Times are tough and that’s not breaking news, in social housing landlords are finding themselves stretched to the brink managing on less income whilst they are also forced to step up delivery of advice and support to help keep residents in quality homes and financially afloat. What is really interesting is the transformation of relationships taking place and the clear quality of joint tenant-landlord focus out there. Who could have predicted the level of effort, determination and focus on, identifying households in need, impacts for the most vulnerable and the drive to invest in communities through health and well-being, employability initiatives and priority-led local intervention partnerships?
I am really struck by the seriousness of discussions currently taking place for example, in Rotherham a few weeks ago I was party to an informal discussion between staff, tenant volunteers and young residents about the need to keep youth homeless schemes going whilst also making sure that these young residents get the encouragement and support they need to establish better futures. Real and practical ideas for partnerships were coming forward from residents with positive responses from staff and even the Lead Member for Housing Cllr. Dominic Beck. This is not a solitary example, through Tpas member Regional Forums we are seeing a significant increase in attendance of tenants and landlord officers getting together to share experiences, ideas and solutions.
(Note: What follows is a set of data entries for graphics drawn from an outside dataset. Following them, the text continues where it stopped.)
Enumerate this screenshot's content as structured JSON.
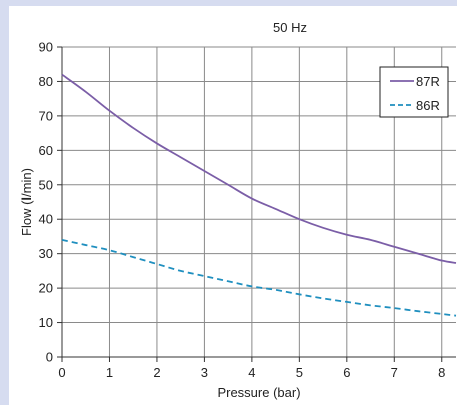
{
  "chart_data": {
    "type": "line",
    "title": "50 Hz",
    "xlabel": "Pressure (bar)",
    "ylabel_prefix": "Flow (",
    "ylabel_unit_bold": "l",
    "ylabel_suffix": "/min)",
    "xlim": [
      0,
      8.3
    ],
    "ylim": [
      0,
      90
    ],
    "xticks": [
      0,
      1,
      2,
      3,
      4,
      5,
      6,
      7,
      8
    ],
    "yticks": [
      0,
      10,
      20,
      30,
      40,
      50,
      60,
      70,
      80,
      90
    ],
    "grid": true,
    "legend_position": "top-right",
    "series": [
      {
        "name": "87R",
        "color": "#7b5ea7",
        "style": "solid",
        "x": [
          0,
          0.5,
          1,
          1.5,
          2,
          2.5,
          3,
          3.5,
          4,
          4.5,
          5,
          5.5,
          6,
          6.5,
          7,
          7.5,
          8,
          8.3
        ],
        "y": [
          82,
          77,
          71.5,
          66.5,
          62,
          58,
          54,
          50,
          46,
          43,
          40,
          37.5,
          35.5,
          34,
          32,
          30,
          28,
          27.3
        ]
      },
      {
        "name": "86R",
        "color": "#1f8fbf",
        "style": "dashed",
        "x": [
          0,
          0.5,
          1,
          1.5,
          2,
          2.5,
          3,
          3.5,
          4,
          4.5,
          5,
          5.5,
          6,
          6.5,
          7,
          7.5,
          8,
          8.3
        ],
        "y": [
          34,
          32.5,
          31,
          29,
          27,
          25,
          23.5,
          22,
          20.5,
          19.5,
          18.2,
          17,
          16,
          15,
          14.2,
          13.3,
          12.5,
          12
        ]
      }
    ]
  }
}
Strangely I still hear people saying “it’s so hard to get people involved”, this may be true to some extent but it certainly isn’t impossible. It is changing, it is different and the motivations for participation and engagement are developing around priorities to achieve more for less, secure futures for existing and growing communities. Practical methods are also changing to accommodate those who are time pressured through digital engagement and alternative options for influence offering recognition of engagement input and landlord validation of efforts. Some are improving their own life chances through their engagement whilst others are skilling up to step up their volunteering to benefit others or their future studies.
Enthusiasm coming from landlord leadership is growing stronger, benefits align more closely to examples of mutual benefit, real impact, better social value return on investment and improvements in the value for money of service delivery.
From Braintree through Peterborough to Rotherham I am seeing tenant and landlord relationships rapidly growing stronger. We are in tough times but we are seeing some positive outcomes achieved quite simply as a result of landlords and tenants working better together, with stronger focus and collaboration, it’s not all bad news thankfully.